Usually it comes down to license cost and vendor lock-in, plus operational pains: disk fills up, manual cleanups, slowed builds because of indexing and heavy metadata, drifting permissions, accumulation of snapshots and duplicates. When the repository becomes a single point of failure, any problem immediately stops builds and releases.
How do I choose which open source repository is right for me?
Start by listing the formats you actually use now and those you expect in the next 6–12 months: Maven, npm, PyPI, NuGet, Docker/OCI and any rare formats. Then check how the candidate solution implements proxy/hosted/group modes (names may differ).

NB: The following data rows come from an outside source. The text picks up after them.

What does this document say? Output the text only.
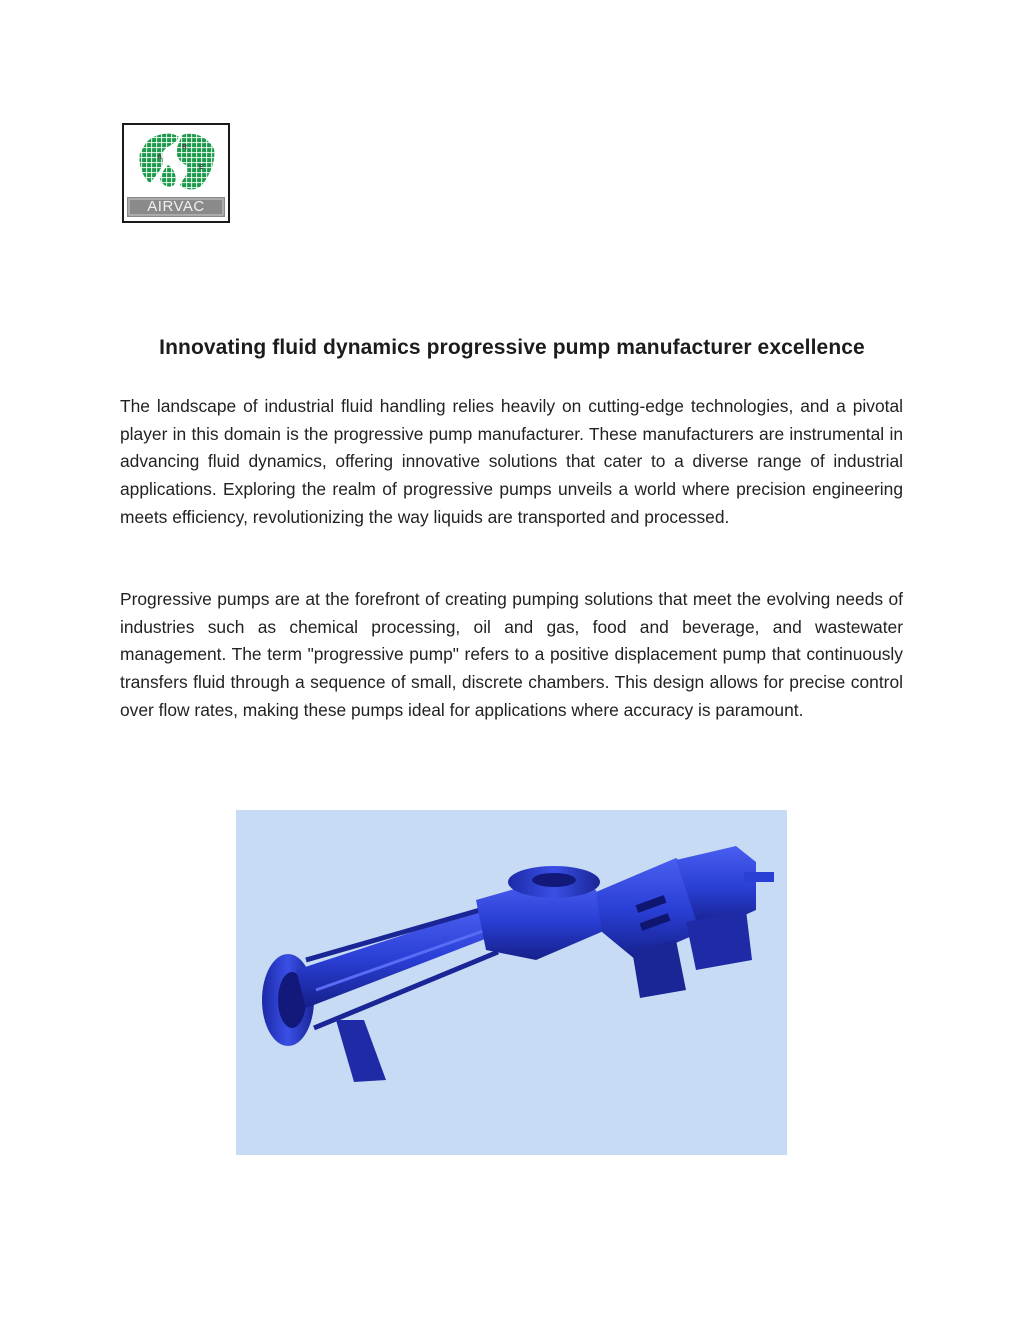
A
R
E
AIRVAC
Innovating fluid dynamics progressive pump manufacturer excellence

The landscape of industrial fluid handling relies heavily on cutting-edge technologies, and a pivotal player in this domain is the progressive pump manufacturer. These manufacturers are instrumental in advancing fluid dynamics, offering innovative solutions that cater to a diverse range of industrial applications. Exploring the realm of progressive pumps unveils a world where precision engineering meets efficiency, revolutionizing the way liquids are transported and processed.

Progressive pumps are at the forefront of creating pumping solutions that meet the evolving needs of industries such as chemical processing, oil and gas, food and beverage, and wastewater management. The term "progressive pump" refers to a positive displacement pump that continuously transfers fluid through a sequence of small, discrete chambers. This design allows for precise control over flow rates, making these pumps ideal for applications where accuracy is paramount.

Those modes determine caching of external sources and whether you can present a single URL to clients.
Do I need to keep old URLs during migration?
In most cases it’s critical to keep familiar URLs and repository structure to avoid editing hundreds of CI and developer configs. This is often solved by a DNS alias or a reverse proxy that accepts the old requests and forwards them to the new service. Introduce new URLs only if you’re prepared to update all client settings and want to standardize naming immediately.
What must I collect before starting migration?
Start with an inventory: list repositories and their roles, sizes and growth, who and how publishes artifacts, which external sources are proxied, and which integrations depend on the repository. Also mark manual uploads and nonstandard clients — those are the ones that usually break during cutover.
What’s safer: run in parallel or switch at once?
Parallel run is generally safer: the old repository stays active while the new one serves dependencies and gradually accepts publishes. In practice it’s convenient to switch reads to the new repository first and keep writes on the old one for a short period until builds are stable. A single-moment cutover should be chosen only with excellent preparation and a well-defined change window.
How to determine RPO/RTO requirements for repository migration?
Define RPO and RTO in advance. If RPO is “we don’t lose a single published package”, you need synchronization before cutover and a defined freeze for publishing to the old system. If RTO is “builds must be working within an hour”, prepare a fast address-switch procedure, a warmed cache for critical dependencies, and a tested rollback plan.
How to migrate permissions without breaking access?
First document the access model: local users, LDAP/AD groups, roles, CI service accounts and tokens. In the new repository create separate service accounts for CI and give them minimal permissions: publish only to specific hosted repositories, and only read access to required proxy/group repos. That lowers the risk of accidental release overwrites or publishing to the wrong place.
What to look for first in a Docker/OCI registry?
Check whether you can prevent overwriting release tags and how cleanup works: removal of old tags, unused layers and growth control. The practical minimum is release protection, a predictable retention policy and compatibility with your build and deployment pipelines. If these are missing, problems usually appear a few months later when disk usage spikes.
How to set retention so I don’t delete important versions?
Start with simple rules: keep releases for a long time and delete temporary builds by age. Snapshots and branch builds usually need short lifetimes, but allow exceptions for artifacts used by test beds or regression runs. Before enabling automatic deletion, run retention rules in report (dry‑run) mode so you don’t remove important artifacts.
How to avoid disk overrun and what to do with backups?
Set clear disk-fill thresholds and alerts, and run regular reports showing what consumes space. Have a scheduled cleanup and backups covering both metadata (configs, users, roles, DB) and blobs. Crucially, test restore on a separate testbed at least once — otherwise backups might be unusable in a real incident.